Democracy in America | TV justice

Brett Kavanaugh’s Fox News interview

The Supreme Court nominee pleads his case on one of America’s most partisan television networks

By J.F.F. | WASHINGTON, DC

ON THE evening of September 24th Brett and Ashley Kavanaugh, Donald Trump’s nominee to the Supreme Court and his wife, sat for a 30-minute interview on “The Story”, a talk and interview programme on Fox News. This is striking for two reasons. First, Supreme Court justices are appointed by the president, not elected by the people. Yet this interview had the feeling of a campaign appearance, with the Kavanaughs pleading their cases to a far broader audience than their electorate, which is the United States Senate.

And second, the position of Supreme Court justice demands impartiality, or at the very least the plausible appearance of non-partisanship. As this newspaper’s recent briefing discussed, the court has turned increasingly partisan: for the first time in memory, all four of the court’s liberal justices were appointed by Democrats, and all four of its conservatives by Republicans. Yet all eight of those justices would surely bristle if you referred to them as “Democratic” or “Republican” judges. But here was Mr Kavanaugh, sitting down for an interview with one of the two most partisan networks on American television.

Some thought his interview might be aimed at the four Republican senators who are seen as wavering on his nomination (if the Democratic caucus votes no unanimously, Republicans can only afford one crossover). Others posited that it was directed at Republican voters. Perhaps, having elected a pugilist president, they wanted to see some fight from his nominee, who has recently been accused of sexual misconduct by two women. Or perhaps the White House wanted to keep the gender gap in the mid-terms from growing beyond its already record levels: they wanted to show Republican women that the nominee was a decent family man.
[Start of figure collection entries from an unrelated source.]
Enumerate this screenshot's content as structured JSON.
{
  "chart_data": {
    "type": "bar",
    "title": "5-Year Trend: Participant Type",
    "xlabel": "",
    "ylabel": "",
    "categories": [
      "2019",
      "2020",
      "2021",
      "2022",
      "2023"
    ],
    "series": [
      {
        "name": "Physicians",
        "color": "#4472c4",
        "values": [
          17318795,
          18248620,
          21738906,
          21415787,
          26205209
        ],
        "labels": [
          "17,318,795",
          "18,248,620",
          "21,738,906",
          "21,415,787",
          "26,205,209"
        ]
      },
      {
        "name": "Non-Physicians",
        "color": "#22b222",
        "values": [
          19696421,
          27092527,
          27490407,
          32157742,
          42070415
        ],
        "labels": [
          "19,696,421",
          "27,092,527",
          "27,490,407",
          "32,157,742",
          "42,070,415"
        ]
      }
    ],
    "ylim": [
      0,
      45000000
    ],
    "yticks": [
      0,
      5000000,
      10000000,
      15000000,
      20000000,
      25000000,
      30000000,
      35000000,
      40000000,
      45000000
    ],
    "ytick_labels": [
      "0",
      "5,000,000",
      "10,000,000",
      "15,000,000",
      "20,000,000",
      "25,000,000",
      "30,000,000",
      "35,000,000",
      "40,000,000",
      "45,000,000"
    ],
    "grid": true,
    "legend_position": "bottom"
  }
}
If that was the aim, they succeeded. Mr Kavanaugh came off as stolid, unpolished, perhaps a little wooden. Clarence Thomas, a Supreme Court justice who faced accusations of sexual misconduct 27 years ago, offered a smokescreen of blustery righteous indignation. Mr Kavanaugh, by contrast, offered specific, lawyerly denials throughout. He maintained that he neither sexually assaulted Christine Blasey Ford, who has accused him of assaulting her at a party when both were teenagers, nor exposed himself to Deborah Ramirez, who claims he did so when they were students at Yale. Nor, he said, did he ever attend a party like the one Ms Ford described.

He repeated the phrase “fair process” numerous times—yet stopped short of approving an FBI investigation, as some Democrats have urged. He declined to be drawn when pressed on his attackers’ motives. He said that people who knew him throughout his life would find it “inconceivable that I could have done such a thing” as expose himself to Ms Ramirez, though in the New Yorker article that detailed Ms Ramirez's claims, his one-time roommate said it was quite conceivable. He maintained that he never consumed so much alcohol that his memory failed; though that does not mean that he never drank heavily, as he was rumoured to have done. He volunteered that he never had sex in high school, which neither distinguishes him from many other high-achieving legal minds nor disproves the allegations levied against him, of sexual assault and unwanted exposure. And he maintained that he has been “a good person” who has led “a good life”, though of course plenty of decent burghers have done awful things. On September 27th both he and Ms Ford are scheduled to testify to the Senate Judiciary Committee.